Donald Trump’s recent rhetoric during campaign events and interviews is inaccurate and is “undermining” American democracy, Sen. Angus King said in an interview Friday about the former president’s characterization of the Jan. 6, 2021, riots at the U.S. Capitol as “love and peace.”
“I was there and I know what happened,” King, I-Maine, said in an interview with the Press Herald. “It wasn’t peaceful or loving. It was violent.”
Maine’s senior U.S. senator, Republican Susan Collins, recalled the chaotic, tumultuous scene when she was asked for her reaction to the Republican presidential candidate’s recent comments.
“I will never forget hearing the chants of ‘Hang Mike Pence’ in the hallways as we carried out our constitutional duty in the Senate,” Collins said when she was asked about Trump’s comments during an interview on a different subject.
Pence, the former vice president, refused to go along with Trump’s demands that he not certify the results of the election. Congress later passed a law, the Electoral Count Act, supported by Collins and King, that clarified that the vice president’s role in presiding over the certification is ceremonial.
Trump also has said that he would pardon some of the rioters, some of whom are currently serving prison sentences.
More than 1,200 people, including more than a dozen Mainers, have been charged in connection with the Jan. 6 attack that included breaking into the Capitol and erecting a gallows just outside the Capitol, according to the U.S Department of Justice. More than 1,000 have been found guilty, either through pleas or during a trial. And more than 120 people have been charged with using a “deadly or dangerous weapon or causing serious bodily injury to an officer.”
But Trump, in a recent interview and separately in a Univision town hall appearance, praised those who descended on the Capitol on Jan. 6, 2021.
“The primary scene in Washington was hundreds of thousands, the largest group of people I’ve ever spoken before, and I’ve spoken – and it was love and peace,” Trump said in an Oct. 15 interview with Bloomberg News.
Trump, the Republican presidential nominee, and Democratic Vice President Kamala Harris are vying for the presidency in the Nov. 5 election, with polls showing a tight race.
King said the intention of the mob was to stop the peaceful transfer of power after Joe Biden defeated Trump in the 2020 election.
“Their motto and their chant was ‘Stop the Steal’ not ‘Observe the Steal,’ ” King said. “To act like it was a peaceful demonstration was just not true.”
Collins was one of seven Republicans to vote to convict Trump in the former president’s second impeachment trial in February 2021. Trump was acquitted because the vote failed to reach the two-thirds threshold required to convict.
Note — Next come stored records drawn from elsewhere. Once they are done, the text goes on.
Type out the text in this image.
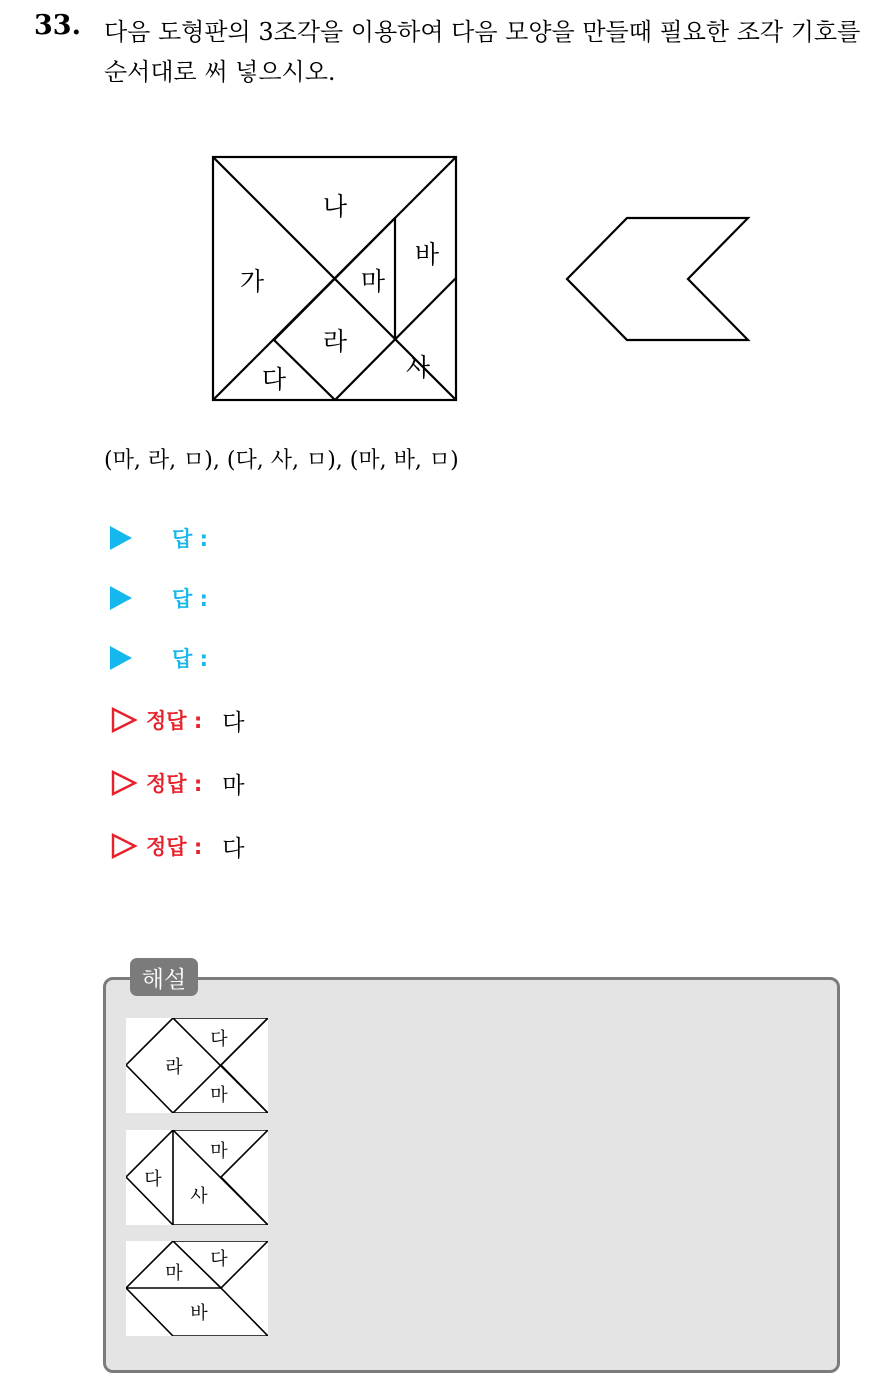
33. 다음 도형판의 3조각을 이용하여 다음 모양을 만들때 필요한 조각 기호를 순서대로 써 넣으시오.
나
바
가	마
라
사
다
(마, 라, ㅁ), (다, 사, ㅁ), (마, 바, ㅁ)
답 :
답 :
답 :
정답 : 다
정답 : 마
정답 : 다
해설
다
라
마
마
다
사
다
마
바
King joined all Democrats and fellow independent Sen. Bernie Sanders of Vermont in favor of conviction.
“It’s very clear from my vote on the second impeachment trial where I stand on Jan. 6,” Collins said.
Collins has said she is not supporting either Trump or Harris in the presidential election, and will instead write-in Nikki Haley, the former governor of South Carolina and U.S. ambassador to the United Nations, who unsuccessfully challenged Trump in the 2024 Republican primaries.
Trump is facing criminal prosecution by Special Prosecutor Jack Smith on charges that he attempted to overturn the 2020 election.
King, who supports Harris’ bid for the presidency, also slammed Trump’s rhetoric of calling Democrats he doesn’t agree with, including California Rep. Adam Schiff and former House Speaker Nancy Pelosi, the “enemy from within.” Trump has suggested using the National Guard or military on the “enemy from within” if there’s unrest on Election Day.
DANGEROUS RHETORIC
“That’s dangerous rhetoric,” King said. “We have opponents, not enemies. We may differ on our strongly held different views. But we shouldn’t call our own citizens enemies.”
King is running for reelection against Republican Demi Kouzounas and Democrat David Costello. Collins isn’t up for reelection until 2026.
King said that he’s also very concerned that if Trump were reelected he would be in charge of deciding whether to launch nuclear weapons.
“It worries me that we have a candidate who seems prone to making emotional decisions, and that the results of which would be the end of the human race,” King said.
King also praised Harris on Friday, pointing out that he knows her personally from their time serving together on the Senate Intelligence Committee.
“She’s very smart, very quick, basically an impressive person,” King said. “It’s been notable to me that she has really made an effort to reach out to Republicans.”
Collins, however, was surprised to hear Harris say in a recent interview on “The View” that “not a thing comes to mind” when asked what she would have done differently than President Biden.
“I was astonished by those comments since most presidential candidates chart their own course,” Collins said.